The United States of Desserts: Hoosier Sugar Cream Pie
In this series, we examine the history and origins of famous sweets, confections and desserts associated with American states.
Sugar. Cream. Pie. What's not to like about a dessert that combines all three elements?
Residents of Indiana, aka "Hoosiers," have a particular penchant for this amalgamate confection that dates back to the nineteenth century. Quakers from North Carolina who settled in the state made desserts that hearkened back to their European roots such as treacle tarts and cream pies. The sugar cream pie was in a way an American derivative of these British confections and gained popularity among settlers due to its straightforward preparation and simple ingredients. A butter crust shell is filled with a mixture of flour, cream, sugar, and vanilla, then baked until a slightly brown glaze forms on the surface.
It should be noted, however, that sugar cream pie did not emerge solely out of Indiana and became a staple dessert among other religious communities in the United States. Culinary historian Joanne Stuttgen explains:
I suspect there is no single origin of sugar cream pie. It is a simple and basic pie "desperation pie" that could be made with ingredients that would have nearly always been on hand on any farm, just like buttermilk pie, vinegar pie, and mock apple pie using green tomatoes.

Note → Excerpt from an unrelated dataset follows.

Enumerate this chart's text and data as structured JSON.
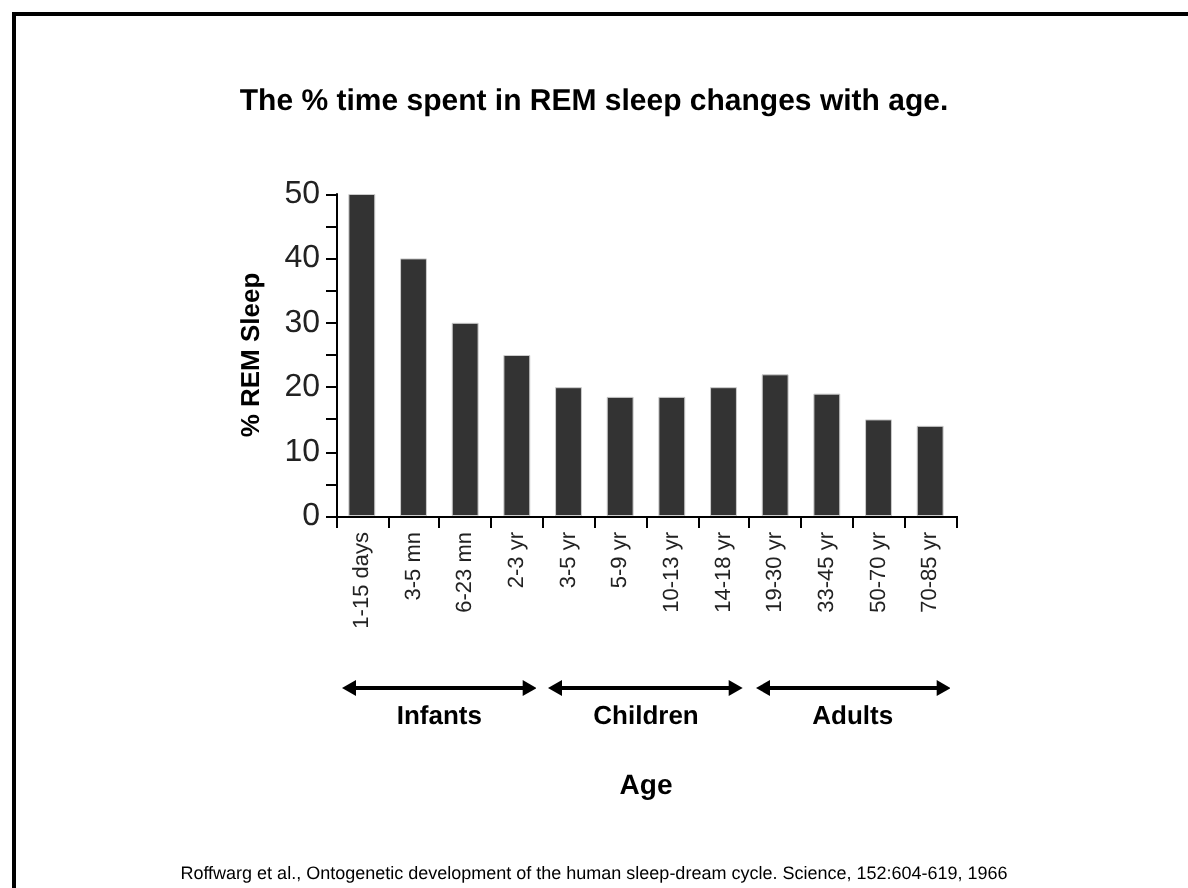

It's possible that it may have originated with Indiana pioneers, or with the Amish, who make a similar type of egg less baked cream pie. The Hoosier Cookbook (1976), by Elaine Lumbra and Jacqueline Lacy, includes but one recipe for sugar cream pie. The note says it is a 160-year-old recipe; it was contributed by Mrs. Kenneth D. Hahn of Miami County. This would take the recipe back to 1816, the year of Indiana statehood. So, you might ask, which came first? Indiana or sugar cream pie? The arrival of the Amish began in the 1830s, so apparently Hoosier sugar cream pie predates the Amish. I find it very interesting that in The Hoosier Cookbook, the two recipes following the one for sugar cream pie are Amish Vanilla Pie and Vinegar Pie, two other desperation pies.
One of the more famous purveyors of the Hoosier sugar cream pie is 50-year-old bakery Wick's Pies of Winchester, Indiana. Hoosier expats in Houston will be happy to know that Wick's offers affordable mail-order pie crusts, glazes, and of course, sugar cream pies that can be delivered for your next Colts-watching party.